Why would James Quincey think that marketing was not going “to make much difference” when brands continually, and constantly, need reinforcement to maintain brand equity over the long haul? Especially when Covid had forced everyone indoors and ensured that more people were consuming more commercial media (at reduced ad rates) than ever before.

And, finally, the “pause” ensured a significant competitive advantage for Coca-Cola’s rivals. Most notably PepsiCo, which followed a more P&G path last year and maintained ad spend.

Don’t cut in a crisis

In a play as old as recessions, the story is always the same. Brands cut back from advertising because they and their target consumers are facing a difficult period. One brand, however, maintains its marketing investments and reaps all the rewards as a result. Not because of the company or the customers it targets, but because of the competitors and their silence. As they cut back or go completely dark, the same ad budget suddenly delivers a significantly better share of voice. Excess is a relative term after all. And excess share of voice has been shown to deliver significant growth in the short and, especially, longer term.

Covid caused every brand to question itself. The brave, the clever and the ones with long memories doubled down. Those with lesser budgets, shorter memories or a lower grade of leadership cut back and paid the price. In Coca-Cola’s case, arch-rival PepsiCo seized a significant upper hand and reported net revenue growth of 5% for 2020. Contrast that with Coca-Cola’s disappointing full-year reduction in net revenues of 11% for 2020.

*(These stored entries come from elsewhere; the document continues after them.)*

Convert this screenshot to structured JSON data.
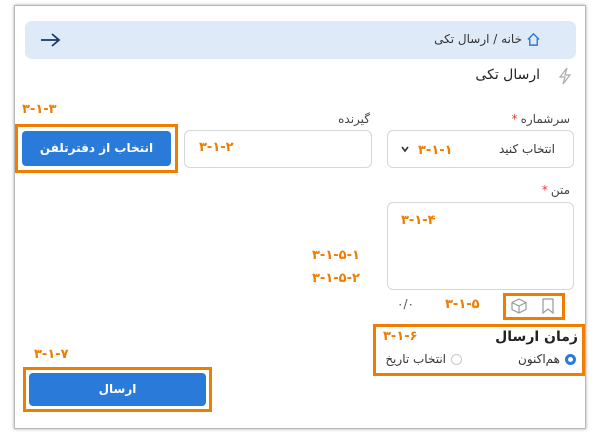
{
  "breadcrumb": {
    "path": "خانه / ارسال تکی"
  },
  "page": {
    "title": "ارسال تکی"
  },
  "form": {
    "line_label": "سرشماره",
    "line_required": "*",
    "line_value": "انتخاب کنید",
    "receiver_label": "گیرنده",
    "receiver_value": "",
    "text_label": "متن",
    "text_required": "*",
    "text_value": "",
    "counter": "۰/۰",
    "phonebook_button": "انتخاب از دفترتلفن",
    "send_button": "ارسال"
  },
  "schedule": {
    "title": "زمان ارسال",
    "options": [
      {
        "label": "هم‌اکنون",
        "selected": true
      },
      {
        "label": "انتخاب تاریخ",
        "selected": false
      }
    ]
  },
  "annotations": {
    "a311": "۳-۱-۱",
    "a312": "۳-۱-۲",
    "a313": "۳-۱-۳",
    "a314": "۳-۱-۴",
    "a315": "۳-۱-۵",
    "a3151": "۳-۱-۵-۱",
    "a3152": "۳-۱-۵-۲",
    "a316": "۳-۱-۶",
    "a317": "۳-۱-۷"
  },
  "colors": {
    "accent": "#2a7ad9",
    "annotation": "#ef7d00",
    "breadcrumb_bg": "#dfeaf8"
  }
}
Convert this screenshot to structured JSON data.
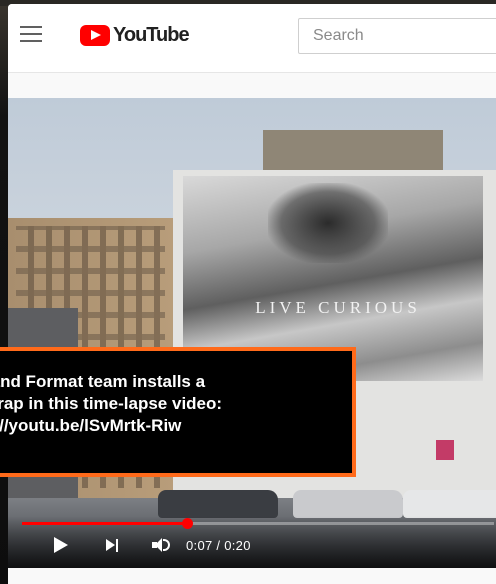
{
  "header": {
    "logo_text": "YouTube",
    "search_placeholder": "Search"
  },
  "video": {
    "banner_text": "LIVE CURIOUS",
    "progress_fraction": 0.35,
    "time_display": "0:07 / 0:20"
  },
  "caption": {
    "lines": [
      "rand Format team installs a",
      "wrap in this time-lapse video:",
      "s://youtu.be/lSvMrtk-Riw"
    ]
  },
  "colors": {
    "accent": "#ff0000",
    "caption_border": "#ff6a1a"
  },
  "icons": {
    "menu": "hamburger-menu-icon",
    "logo": "youtube-logo-icon",
    "play": "play-icon",
    "next": "next-icon",
    "volume": "volume-icon"
  }
}
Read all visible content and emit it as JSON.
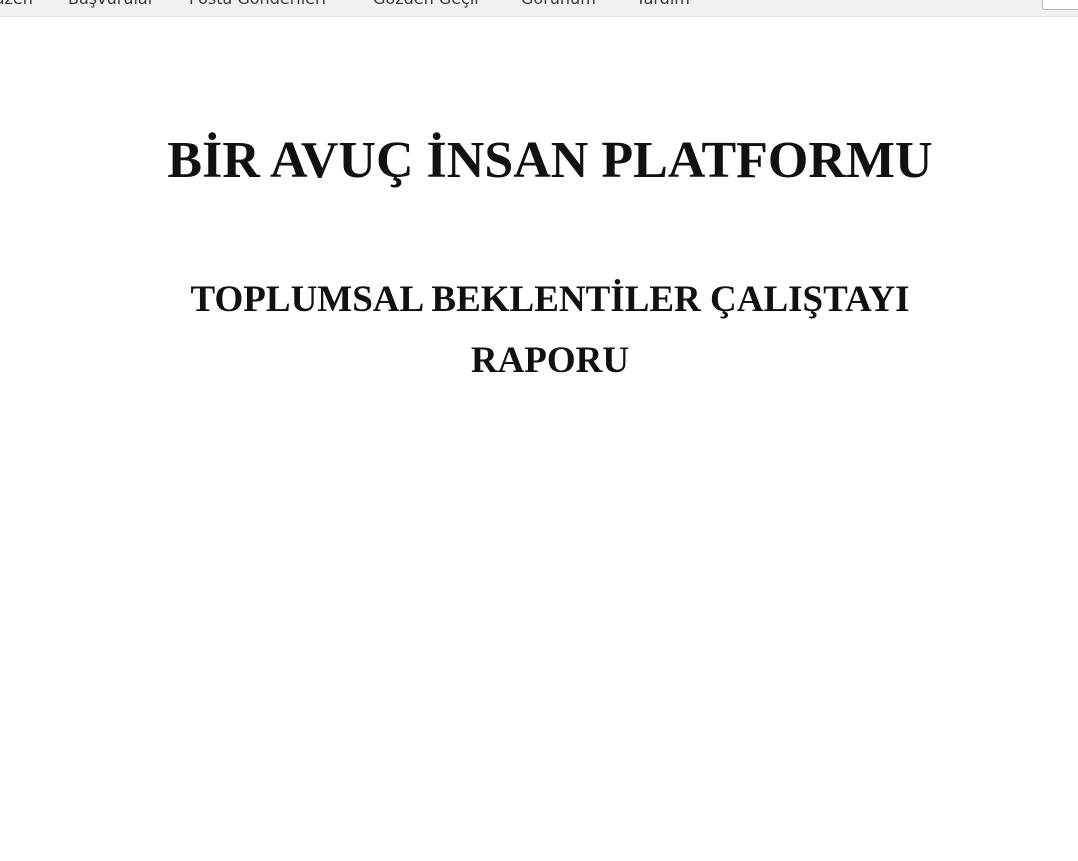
{
  "menubar": {
    "items": [
      {
        "label": "Düzen"
      },
      {
        "label": "Başvurular"
      },
      {
        "label": "Posta Gönderileri"
      },
      {
        "label": "Gözden Geçir"
      },
      {
        "label": "Görünüm"
      },
      {
        "label": "Yardım"
      }
    ]
  },
  "document": {
    "title": "BİR AVUÇ İNSAN PLATFORMU",
    "subtitle_line1": "TOPLUMSAL BEKLENTİLER ÇALIŞTAYI",
    "subtitle_line2": "RAPORU"
  },
  "colors": {
    "menubar_bg": "#f0f0f0",
    "page_bg": "#ffffff",
    "text": "#111111"
  }
}
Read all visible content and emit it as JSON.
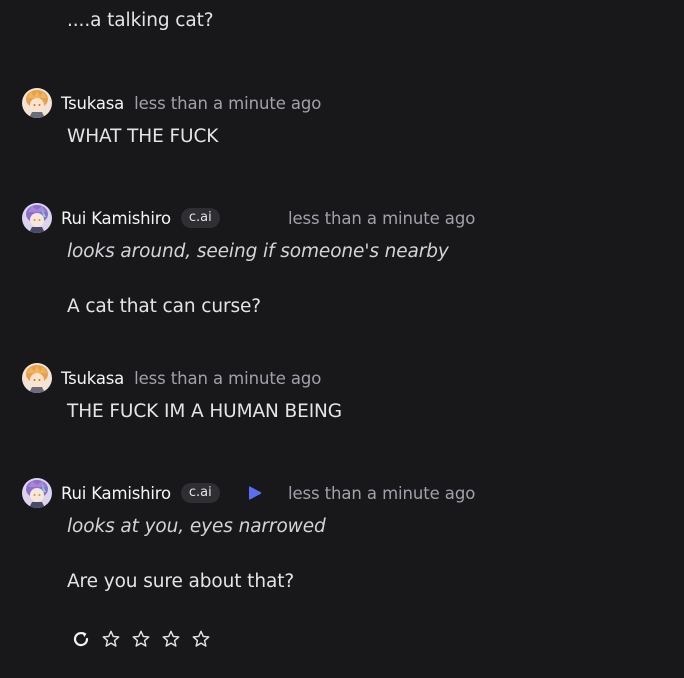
{
  "messages": [
    {
      "text_lines": [
        "....a talking cat?"
      ]
    },
    {
      "author": "Tsukasa",
      "time": "less than a minute ago",
      "avatar_icon": "tsukasa-avatar",
      "text_lines": [
        "WHAT THE FUCK"
      ]
    },
    {
      "author": "Rui Kamishiro",
      "badge": "c.ai",
      "time": "less than a minute ago",
      "avatar_icon": "rui-avatar",
      "action_line": "looks around, seeing if someone's nearby",
      "text_lines": [
        "A cat that can curse?"
      ]
    },
    {
      "author": "Tsukasa",
      "time": "less than a minute ago",
      "avatar_icon": "tsukasa-avatar",
      "text_lines": [
        "THE FUCK IM A HUMAN BEING"
      ]
    },
    {
      "author": "Rui Kamishiro",
      "badge": "c.ai",
      "time": "less than a minute ago",
      "avatar_icon": "rui-avatar",
      "play_icon": "play-icon",
      "action_line": "looks at you, eyes narrowed",
      "text_lines": [
        "Are you sure about that?"
      ]
    }
  ],
  "actions": {
    "regenerate_icon": "refresh-icon",
    "rating": {
      "icon": "star-icon",
      "max": 5,
      "value": 0,
      "visible_count": 4
    }
  },
  "colors": {
    "background": "#18181b",
    "text": "#e4e4e7",
    "muted": "#a1a1aa",
    "badge_bg": "#2e2e33",
    "play_accent": "#5b6cf5"
  }
}
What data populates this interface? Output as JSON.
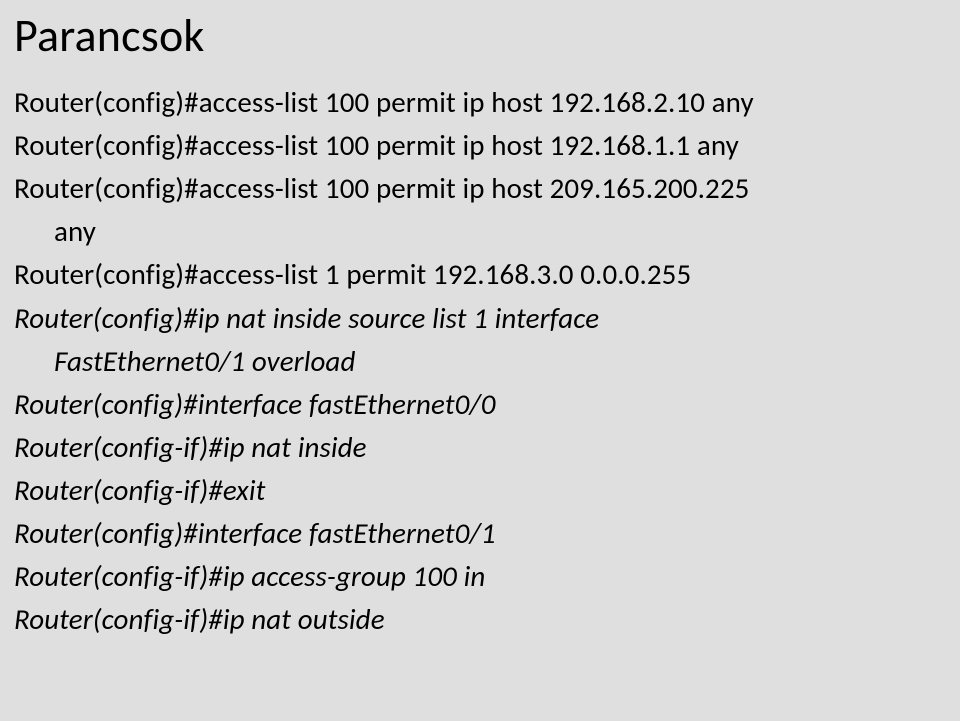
{
  "title": "Parancsok",
  "lines": [
    {
      "text": "Router(config)#access-list 100 permit ip host 192.168.2.10 any",
      "italic": false,
      "indent": false
    },
    {
      "text": "Router(config)#access-list 100 permit ip host 192.168.1.1 any",
      "italic": false,
      "indent": false
    },
    {
      "text": "Router(config)#access-list 100 permit ip host 209.165.200.225",
      "italic": false,
      "indent": false
    },
    {
      "text": "any",
      "italic": false,
      "indent": true
    },
    {
      "text": "Router(config)#access-list 1 permit 192.168.3.0 0.0.0.255",
      "italic": false,
      "indent": false
    },
    {
      "text": "Router(config)#ip nat inside source list 1 interface",
      "italic": true,
      "indent": false
    },
    {
      "text": "FastEthernet0/1 overload",
      "italic": true,
      "indent": true
    },
    {
      "text": "Router(config)#interface fastEthernet0/0",
      "italic": true,
      "indent": false
    },
    {
      "text": "Router(config-if)#ip nat inside",
      "italic": true,
      "indent": false
    },
    {
      "text": "Router(config-if)#exit",
      "italic": true,
      "indent": false
    },
    {
      "text": "Router(config)#interface fastEthernet0/1",
      "italic": true,
      "indent": false
    },
    {
      "text": "Router(config-if)#ip access-group 100 in",
      "italic": true,
      "indent": false
    },
    {
      "text": "Router(config-if)#ip nat outside",
      "italic": true,
      "indent": false
    }
  ]
}
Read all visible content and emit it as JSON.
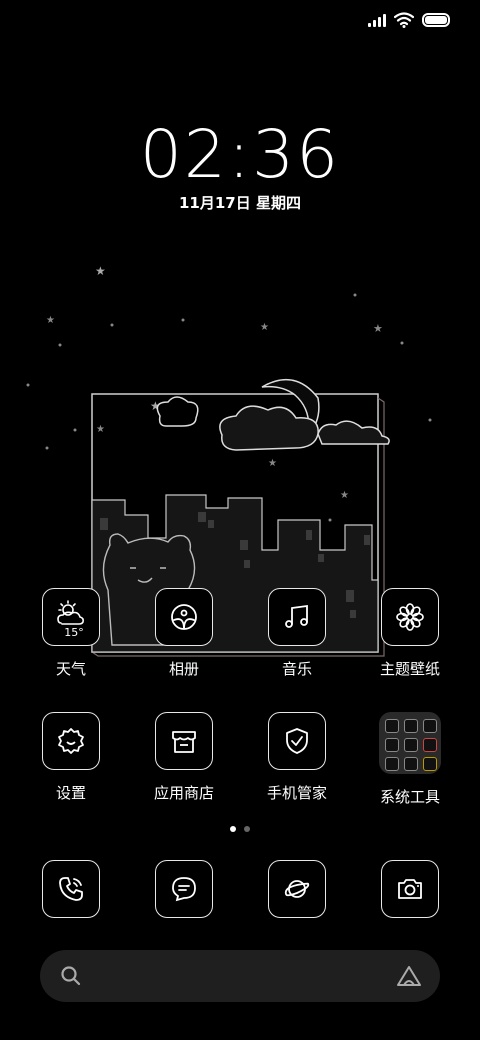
{
  "status_bar": {
    "icons": [
      "signal-icon",
      "wifi-icon",
      "battery-icon"
    ],
    "battery_level": 1.0
  },
  "lockscreen": {
    "time": "02:36",
    "date": "11月17日 星期四"
  },
  "apps_row1": [
    {
      "label": "天气",
      "icon": "weather-icon",
      "temp": "15°"
    },
    {
      "label": "相册",
      "icon": "gallery-icon"
    },
    {
      "label": "音乐",
      "icon": "music-icon"
    },
    {
      "label": "主题壁纸",
      "icon": "theme-icon"
    }
  ],
  "apps_row2": [
    {
      "label": "设置",
      "icon": "settings-icon"
    },
    {
      "label": "应用商店",
      "icon": "store-icon"
    },
    {
      "label": "手机管家",
      "icon": "security-icon"
    },
    {
      "label": "系统工具",
      "icon": "folder-icon"
    }
  ],
  "pager": {
    "count": 2,
    "active": 0
  },
  "dock": [
    {
      "icon": "phone-icon"
    },
    {
      "icon": "messages-icon"
    },
    {
      "icon": "browser-icon"
    },
    {
      "icon": "camera-icon"
    }
  ],
  "search": {
    "icon": "search-icon",
    "assistant_icon": "assistant-icon"
  },
  "colors": {
    "background": "#000000",
    "icon_stroke": "#e8e8e8",
    "search_bg": "#1f1f1f",
    "folder_bg": "#2a2a2a"
  }
}
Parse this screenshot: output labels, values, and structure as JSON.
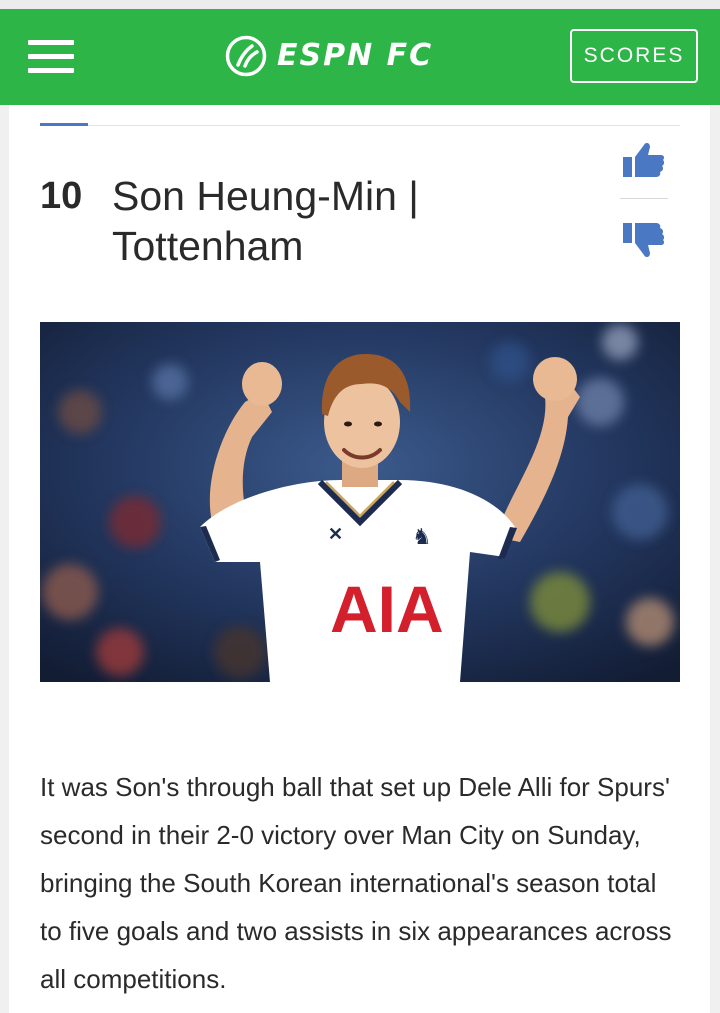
{
  "header": {
    "logo_text": "ESPN FC",
    "scores_label": "SCORES",
    "brand_color": "#2db548"
  },
  "article": {
    "rank": "10",
    "title": "Son Heung-Min | Tottenham",
    "body": "It was Son's through ball that set up Dele Alli for Spurs' second in their 2-0 victory over Man City on Sunday, bringing the South Korean international's season total to five goals and two assists in six appearances across all competitions.",
    "photo_shirt_text": "AIA"
  },
  "icons": {
    "menu": "hamburger-menu-icon",
    "logo": "soccer-ball-icon",
    "upvote": "thumbs-up-icon",
    "downvote": "thumbs-down-icon",
    "vote_color": "#4a78c2"
  }
}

More importantly, consider P&G’s results. Revenue growth of 4% for 2020 has set up an even stronger performance this year. “We’ve got the strongest share growth we’ve seen in many years,” outgoing CEO David Taylor announced last month, “which tells me the combination of our superior strategy and the brand execution by our people is really working, and we’ll continue to invest behind brands that are winning.” Incidentally, Taylor is outgoing because P&G will have a new CEO in November. Big Jon Moeller takes over. Obviously.

Of course, there is a lot more to revenue growth and decline than just advertising investment. But the latest empirical evidence from the Ehrenberg-Bass Institute suggests just how right Moeller was to maintain ad spend and how wrong Quincy was to cut it.

I don’t know what it is about Ehrenberg-Bass data, but it is the source for more misinterpreted, bastardised theories in management than any other. The Institute produces rigorous, rather splendid insights and then a host of buffoons who don’t even fully understand the work (I have my hand up while writing this by the way), appropriate it for their own ends, often with little or no accuracy to its original intent.

This week the ink had barely dried on the latest Ehrenberg-Bass paper in the Journal of Advertising Research, showing the impact that pulling all advertising has on sales, and it had already started to bounce around the interweb in all kinds of different versions and colour combinations. The variations were much to the disgust of the original authors, who were – quite understandably – keen that their original charts be left the fuck alone.

Ehrenberg-Bass reveals the negative effect an advertising hiatus has on brand growth

I sent the (original) paper to a number of marketers that I work with, who struggle with overzealous finance teams that exhibit an ignorance for marketing investment and an underwhelming appreciation for advertising. Gratifyingly, most of the marketers had already seen and downloaded the paper. Several of them had even been sent it by their finance teams. Whatever you think about the empirical veracity of Ehrenberg-Bass, never question its reach or – ahem – its differentiation in the market.

Which leaves only one obvious question. Given Ehrenberg-Bass is so empirically clear about the dangers of going dark, especially for brands that are in decline, why on earth didn’t Coca-Cola – a fully paid-up member of the Institute – listen to them?